La Iglesia reconoce la existencia de 36 antipapas, a los que habría que añadir otros 3 no oficiales: Clemente VIII y Benedicto XIV, proclamados sucesores de Benedicto XIII cuando el Cisma de Occidente ya se había resuelto; y Félix V, nombrado por el concilio de Basilea en 1439.
El primero de los reconocidos llegó a ser santo con posterioridad. Fue San Hipólito, autoproclamado Papa, en 217, por discrepancias con el legítimo. Fue el más importante teólogo del siglo III y renunció voluntariamente.
Entre los restantes, los hay desde los nombrados por la autoridad civil en épocas de turbulencia, hasta algunos de los elegidos mientras duró el citado Cisma de Occidente.
Un caso muy curioso fue el del Papa Formoso que gobernó la Iglesia entre 891 y 896, en momentos de enfrentamiento entre Roma y los emperadores carolingios. Su sucesor, Esteban VI, tomó la insólita decisión de exhumar su cadáver y, revestido con los ornamentos pontificios, lo sometió a juicio, en lo que se llamó el «sínodo cadavérico». Declarado antipapa, le arrancaron las vestiduras, le cortaron los tres dedos de la mano derecha con la que había impartido la bendición papal, y sus restos fueron arrojados al Tíber. Rehabilitado, posteriormente, fue sepultado finalmente en la basílica de San Pedro.

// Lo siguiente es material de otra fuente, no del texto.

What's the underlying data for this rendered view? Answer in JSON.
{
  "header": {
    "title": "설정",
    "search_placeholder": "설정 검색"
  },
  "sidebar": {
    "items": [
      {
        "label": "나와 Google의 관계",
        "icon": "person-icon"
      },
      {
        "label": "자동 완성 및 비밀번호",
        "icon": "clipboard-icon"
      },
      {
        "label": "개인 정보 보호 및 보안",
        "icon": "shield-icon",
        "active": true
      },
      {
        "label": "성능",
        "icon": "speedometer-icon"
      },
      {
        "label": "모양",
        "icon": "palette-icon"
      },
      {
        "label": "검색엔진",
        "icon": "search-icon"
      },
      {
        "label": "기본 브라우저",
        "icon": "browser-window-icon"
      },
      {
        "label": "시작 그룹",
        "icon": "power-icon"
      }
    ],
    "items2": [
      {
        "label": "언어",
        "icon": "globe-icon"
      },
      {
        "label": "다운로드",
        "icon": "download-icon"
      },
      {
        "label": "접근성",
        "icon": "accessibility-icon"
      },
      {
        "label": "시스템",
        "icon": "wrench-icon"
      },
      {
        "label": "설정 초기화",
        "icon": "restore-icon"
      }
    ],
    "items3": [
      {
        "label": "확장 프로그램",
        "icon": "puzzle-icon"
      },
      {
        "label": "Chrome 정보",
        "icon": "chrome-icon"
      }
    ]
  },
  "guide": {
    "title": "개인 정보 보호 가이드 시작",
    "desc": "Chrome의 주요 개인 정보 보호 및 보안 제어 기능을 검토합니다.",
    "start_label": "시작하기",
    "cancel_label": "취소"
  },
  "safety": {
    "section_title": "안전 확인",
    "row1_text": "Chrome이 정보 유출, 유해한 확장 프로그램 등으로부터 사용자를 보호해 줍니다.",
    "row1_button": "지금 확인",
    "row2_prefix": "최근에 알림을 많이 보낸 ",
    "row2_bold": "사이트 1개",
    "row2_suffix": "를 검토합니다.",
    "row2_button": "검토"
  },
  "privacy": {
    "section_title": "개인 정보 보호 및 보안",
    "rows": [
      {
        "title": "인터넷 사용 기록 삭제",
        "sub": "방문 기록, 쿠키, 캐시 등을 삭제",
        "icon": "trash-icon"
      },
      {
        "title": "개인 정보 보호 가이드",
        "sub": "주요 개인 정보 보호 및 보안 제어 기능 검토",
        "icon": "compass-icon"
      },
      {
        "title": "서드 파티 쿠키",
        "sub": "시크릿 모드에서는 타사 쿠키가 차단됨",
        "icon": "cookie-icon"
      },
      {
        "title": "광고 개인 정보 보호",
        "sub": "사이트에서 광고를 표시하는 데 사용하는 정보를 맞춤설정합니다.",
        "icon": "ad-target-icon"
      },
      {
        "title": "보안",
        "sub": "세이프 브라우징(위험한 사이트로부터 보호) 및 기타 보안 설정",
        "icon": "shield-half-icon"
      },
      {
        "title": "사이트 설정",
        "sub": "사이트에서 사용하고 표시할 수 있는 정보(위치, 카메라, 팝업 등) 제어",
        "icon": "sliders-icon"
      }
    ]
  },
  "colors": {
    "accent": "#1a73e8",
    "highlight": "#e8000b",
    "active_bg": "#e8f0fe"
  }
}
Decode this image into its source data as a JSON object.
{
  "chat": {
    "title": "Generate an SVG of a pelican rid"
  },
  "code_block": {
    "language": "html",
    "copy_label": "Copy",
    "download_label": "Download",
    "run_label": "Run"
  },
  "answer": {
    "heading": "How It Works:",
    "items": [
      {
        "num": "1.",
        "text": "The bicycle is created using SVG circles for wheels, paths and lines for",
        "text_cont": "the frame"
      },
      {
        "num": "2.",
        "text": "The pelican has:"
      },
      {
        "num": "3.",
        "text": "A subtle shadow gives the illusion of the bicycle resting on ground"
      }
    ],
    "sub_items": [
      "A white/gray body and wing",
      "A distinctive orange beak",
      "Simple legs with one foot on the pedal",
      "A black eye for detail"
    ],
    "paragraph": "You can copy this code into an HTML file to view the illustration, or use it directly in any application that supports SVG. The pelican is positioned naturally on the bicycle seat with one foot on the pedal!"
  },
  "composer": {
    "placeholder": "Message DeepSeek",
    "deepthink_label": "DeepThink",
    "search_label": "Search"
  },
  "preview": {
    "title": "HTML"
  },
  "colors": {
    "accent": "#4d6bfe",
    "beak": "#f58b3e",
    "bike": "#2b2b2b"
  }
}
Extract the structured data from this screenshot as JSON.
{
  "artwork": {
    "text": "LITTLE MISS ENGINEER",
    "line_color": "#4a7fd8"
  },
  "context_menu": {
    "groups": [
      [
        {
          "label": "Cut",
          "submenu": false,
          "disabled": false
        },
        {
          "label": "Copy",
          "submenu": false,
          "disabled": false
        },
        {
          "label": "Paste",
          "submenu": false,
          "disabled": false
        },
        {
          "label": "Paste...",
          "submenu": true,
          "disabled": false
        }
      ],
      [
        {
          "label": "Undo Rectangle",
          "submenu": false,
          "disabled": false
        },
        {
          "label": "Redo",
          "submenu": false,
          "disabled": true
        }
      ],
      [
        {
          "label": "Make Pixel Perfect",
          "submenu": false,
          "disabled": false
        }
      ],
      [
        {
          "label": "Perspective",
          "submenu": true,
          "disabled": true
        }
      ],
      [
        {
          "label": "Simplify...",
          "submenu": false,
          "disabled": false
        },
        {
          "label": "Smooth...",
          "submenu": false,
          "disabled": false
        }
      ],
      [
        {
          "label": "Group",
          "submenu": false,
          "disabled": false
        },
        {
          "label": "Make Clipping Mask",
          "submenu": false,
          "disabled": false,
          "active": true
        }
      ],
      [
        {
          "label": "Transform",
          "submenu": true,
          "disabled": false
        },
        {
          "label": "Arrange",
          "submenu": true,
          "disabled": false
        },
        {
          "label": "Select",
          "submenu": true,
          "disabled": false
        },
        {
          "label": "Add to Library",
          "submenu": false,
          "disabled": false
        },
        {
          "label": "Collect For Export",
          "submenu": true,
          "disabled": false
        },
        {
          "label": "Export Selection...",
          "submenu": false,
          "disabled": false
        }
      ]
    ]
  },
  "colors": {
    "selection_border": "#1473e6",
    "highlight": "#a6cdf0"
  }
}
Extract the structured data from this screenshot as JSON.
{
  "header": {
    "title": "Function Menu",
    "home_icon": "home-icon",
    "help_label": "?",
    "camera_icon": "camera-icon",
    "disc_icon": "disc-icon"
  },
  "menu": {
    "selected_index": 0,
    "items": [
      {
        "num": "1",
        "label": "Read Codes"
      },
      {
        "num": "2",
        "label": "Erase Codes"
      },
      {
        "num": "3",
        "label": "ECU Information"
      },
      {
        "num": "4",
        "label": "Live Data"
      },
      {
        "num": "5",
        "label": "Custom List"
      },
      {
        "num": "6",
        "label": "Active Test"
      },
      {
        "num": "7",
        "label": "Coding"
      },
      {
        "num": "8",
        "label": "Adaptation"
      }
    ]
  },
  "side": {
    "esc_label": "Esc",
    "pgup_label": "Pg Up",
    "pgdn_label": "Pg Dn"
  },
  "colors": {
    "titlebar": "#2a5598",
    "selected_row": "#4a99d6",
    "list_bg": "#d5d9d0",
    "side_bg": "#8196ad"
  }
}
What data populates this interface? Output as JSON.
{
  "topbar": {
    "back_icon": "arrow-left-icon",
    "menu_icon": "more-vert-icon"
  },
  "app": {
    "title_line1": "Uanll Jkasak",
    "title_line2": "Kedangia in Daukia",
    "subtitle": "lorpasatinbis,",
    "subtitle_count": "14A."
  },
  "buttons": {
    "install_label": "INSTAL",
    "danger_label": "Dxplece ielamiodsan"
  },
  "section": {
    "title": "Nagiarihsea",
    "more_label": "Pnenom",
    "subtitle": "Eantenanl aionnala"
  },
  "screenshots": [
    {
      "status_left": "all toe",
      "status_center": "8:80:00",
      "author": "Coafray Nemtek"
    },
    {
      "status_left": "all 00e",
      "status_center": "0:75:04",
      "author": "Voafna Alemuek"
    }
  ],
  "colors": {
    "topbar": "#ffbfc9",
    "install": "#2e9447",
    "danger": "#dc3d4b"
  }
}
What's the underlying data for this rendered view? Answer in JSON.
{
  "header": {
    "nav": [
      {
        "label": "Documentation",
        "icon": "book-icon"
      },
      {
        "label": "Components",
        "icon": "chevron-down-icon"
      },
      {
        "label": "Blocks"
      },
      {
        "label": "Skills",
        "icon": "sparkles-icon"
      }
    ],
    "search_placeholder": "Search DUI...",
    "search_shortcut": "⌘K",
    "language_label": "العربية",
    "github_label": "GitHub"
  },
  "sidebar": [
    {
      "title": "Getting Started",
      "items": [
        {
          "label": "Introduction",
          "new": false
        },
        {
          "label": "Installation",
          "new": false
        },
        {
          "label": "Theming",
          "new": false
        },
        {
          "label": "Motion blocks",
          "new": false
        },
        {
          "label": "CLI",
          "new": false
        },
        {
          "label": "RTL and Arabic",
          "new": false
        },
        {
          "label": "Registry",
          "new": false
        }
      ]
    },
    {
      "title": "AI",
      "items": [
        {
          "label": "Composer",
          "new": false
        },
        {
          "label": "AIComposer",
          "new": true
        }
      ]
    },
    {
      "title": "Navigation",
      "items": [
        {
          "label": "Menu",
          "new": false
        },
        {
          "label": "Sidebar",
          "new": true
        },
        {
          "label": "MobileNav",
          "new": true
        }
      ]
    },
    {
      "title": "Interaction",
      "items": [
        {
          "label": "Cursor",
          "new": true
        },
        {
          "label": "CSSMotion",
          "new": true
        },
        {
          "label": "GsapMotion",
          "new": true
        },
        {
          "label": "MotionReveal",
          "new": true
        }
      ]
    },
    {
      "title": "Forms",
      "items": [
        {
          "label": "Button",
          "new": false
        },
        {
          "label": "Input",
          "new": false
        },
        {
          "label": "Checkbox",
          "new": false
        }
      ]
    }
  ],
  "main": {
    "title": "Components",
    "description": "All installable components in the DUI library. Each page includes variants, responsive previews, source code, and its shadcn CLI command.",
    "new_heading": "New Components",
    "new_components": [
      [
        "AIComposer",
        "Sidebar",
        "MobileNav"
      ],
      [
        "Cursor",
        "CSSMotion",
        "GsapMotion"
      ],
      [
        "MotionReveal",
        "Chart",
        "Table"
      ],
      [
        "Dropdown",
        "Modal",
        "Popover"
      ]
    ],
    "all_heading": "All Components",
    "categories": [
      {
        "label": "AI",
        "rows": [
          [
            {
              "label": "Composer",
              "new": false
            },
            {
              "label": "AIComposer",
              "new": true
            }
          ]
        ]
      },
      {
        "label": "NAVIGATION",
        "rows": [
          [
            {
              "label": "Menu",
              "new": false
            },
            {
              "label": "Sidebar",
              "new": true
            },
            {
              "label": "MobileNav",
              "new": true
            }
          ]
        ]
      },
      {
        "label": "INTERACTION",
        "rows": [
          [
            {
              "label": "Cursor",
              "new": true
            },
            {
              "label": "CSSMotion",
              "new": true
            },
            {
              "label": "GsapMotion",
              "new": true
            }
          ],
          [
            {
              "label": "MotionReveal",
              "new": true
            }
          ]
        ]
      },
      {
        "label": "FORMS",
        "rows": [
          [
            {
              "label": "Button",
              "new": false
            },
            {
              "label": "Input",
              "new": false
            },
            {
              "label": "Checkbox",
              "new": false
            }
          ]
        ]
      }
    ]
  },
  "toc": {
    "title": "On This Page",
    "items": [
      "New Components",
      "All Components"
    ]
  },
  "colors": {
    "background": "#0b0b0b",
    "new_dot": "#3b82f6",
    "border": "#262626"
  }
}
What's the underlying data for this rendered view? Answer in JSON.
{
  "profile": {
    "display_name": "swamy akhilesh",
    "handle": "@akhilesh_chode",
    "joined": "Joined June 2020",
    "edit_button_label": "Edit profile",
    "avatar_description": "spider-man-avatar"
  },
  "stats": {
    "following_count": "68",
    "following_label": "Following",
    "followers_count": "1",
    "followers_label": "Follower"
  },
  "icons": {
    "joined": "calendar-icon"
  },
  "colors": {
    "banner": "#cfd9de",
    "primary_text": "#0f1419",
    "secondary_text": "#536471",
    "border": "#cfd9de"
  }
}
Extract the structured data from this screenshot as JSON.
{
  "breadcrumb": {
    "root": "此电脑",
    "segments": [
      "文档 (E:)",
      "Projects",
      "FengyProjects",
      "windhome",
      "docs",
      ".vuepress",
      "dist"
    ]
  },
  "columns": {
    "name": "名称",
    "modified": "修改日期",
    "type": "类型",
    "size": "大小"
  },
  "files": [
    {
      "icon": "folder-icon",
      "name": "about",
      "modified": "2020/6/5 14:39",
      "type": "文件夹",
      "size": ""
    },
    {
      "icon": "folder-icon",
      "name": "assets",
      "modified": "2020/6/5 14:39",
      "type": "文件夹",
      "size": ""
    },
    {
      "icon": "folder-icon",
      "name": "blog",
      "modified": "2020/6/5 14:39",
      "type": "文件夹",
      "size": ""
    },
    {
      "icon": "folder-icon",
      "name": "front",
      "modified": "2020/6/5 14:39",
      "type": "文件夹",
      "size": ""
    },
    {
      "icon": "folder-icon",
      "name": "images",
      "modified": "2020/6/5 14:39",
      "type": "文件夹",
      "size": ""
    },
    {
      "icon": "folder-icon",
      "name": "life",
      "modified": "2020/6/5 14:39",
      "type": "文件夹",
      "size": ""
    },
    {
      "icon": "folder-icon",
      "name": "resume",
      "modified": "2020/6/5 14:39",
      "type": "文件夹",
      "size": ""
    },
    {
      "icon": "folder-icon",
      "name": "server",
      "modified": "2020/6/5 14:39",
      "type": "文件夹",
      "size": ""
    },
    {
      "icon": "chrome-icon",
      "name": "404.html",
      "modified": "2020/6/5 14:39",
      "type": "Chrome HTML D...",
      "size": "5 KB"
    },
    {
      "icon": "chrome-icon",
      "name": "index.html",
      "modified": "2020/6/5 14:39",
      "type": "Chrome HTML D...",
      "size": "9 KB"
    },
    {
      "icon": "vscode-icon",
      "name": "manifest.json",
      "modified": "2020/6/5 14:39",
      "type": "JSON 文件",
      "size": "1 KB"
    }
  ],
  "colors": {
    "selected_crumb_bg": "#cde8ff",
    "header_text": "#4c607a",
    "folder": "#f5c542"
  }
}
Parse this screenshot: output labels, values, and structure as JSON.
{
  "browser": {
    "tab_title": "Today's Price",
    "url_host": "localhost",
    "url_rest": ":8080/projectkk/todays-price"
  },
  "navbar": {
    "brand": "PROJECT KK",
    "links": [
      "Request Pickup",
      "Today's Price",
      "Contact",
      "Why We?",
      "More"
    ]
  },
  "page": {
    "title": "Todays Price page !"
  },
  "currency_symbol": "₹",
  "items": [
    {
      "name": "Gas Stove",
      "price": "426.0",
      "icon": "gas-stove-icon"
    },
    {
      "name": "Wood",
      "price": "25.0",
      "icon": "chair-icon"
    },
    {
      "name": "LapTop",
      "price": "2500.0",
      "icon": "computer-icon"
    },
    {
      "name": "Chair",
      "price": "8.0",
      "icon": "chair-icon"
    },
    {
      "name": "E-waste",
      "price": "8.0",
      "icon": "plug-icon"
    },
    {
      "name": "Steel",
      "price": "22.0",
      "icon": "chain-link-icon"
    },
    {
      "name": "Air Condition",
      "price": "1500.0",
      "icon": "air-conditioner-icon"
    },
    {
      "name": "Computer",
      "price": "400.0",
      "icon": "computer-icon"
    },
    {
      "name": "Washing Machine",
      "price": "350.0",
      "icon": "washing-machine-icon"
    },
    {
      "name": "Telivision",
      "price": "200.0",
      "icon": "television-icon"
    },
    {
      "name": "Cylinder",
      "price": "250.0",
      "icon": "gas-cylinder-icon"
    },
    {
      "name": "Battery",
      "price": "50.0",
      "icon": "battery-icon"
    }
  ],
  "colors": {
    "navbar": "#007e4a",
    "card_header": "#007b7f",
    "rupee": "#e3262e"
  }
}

Después del Concilio Vaticano II han surgido un cierto número de «antipapas», el más conocido de los cuales es el español Clemente Domínguez que, en su iglesia del Palmar de Troya, se autoproclamó papa, con el nombre de Gregorio XVII, siendo sucedido a su muerte por uno de sus seguidores que tomó el nombre de Pedro II y, posteriormente, por Gregorio XVIII y el actual Pedro III. Pero el caso del Palmar no es el único, pues hay otros 9, cuatro de ellos con el mismo nombre de Pedro II a los que hay que sumar los de Pedro Atanasio II, Clemente XV, Valeriano I, León XIV y Enmmanuel I.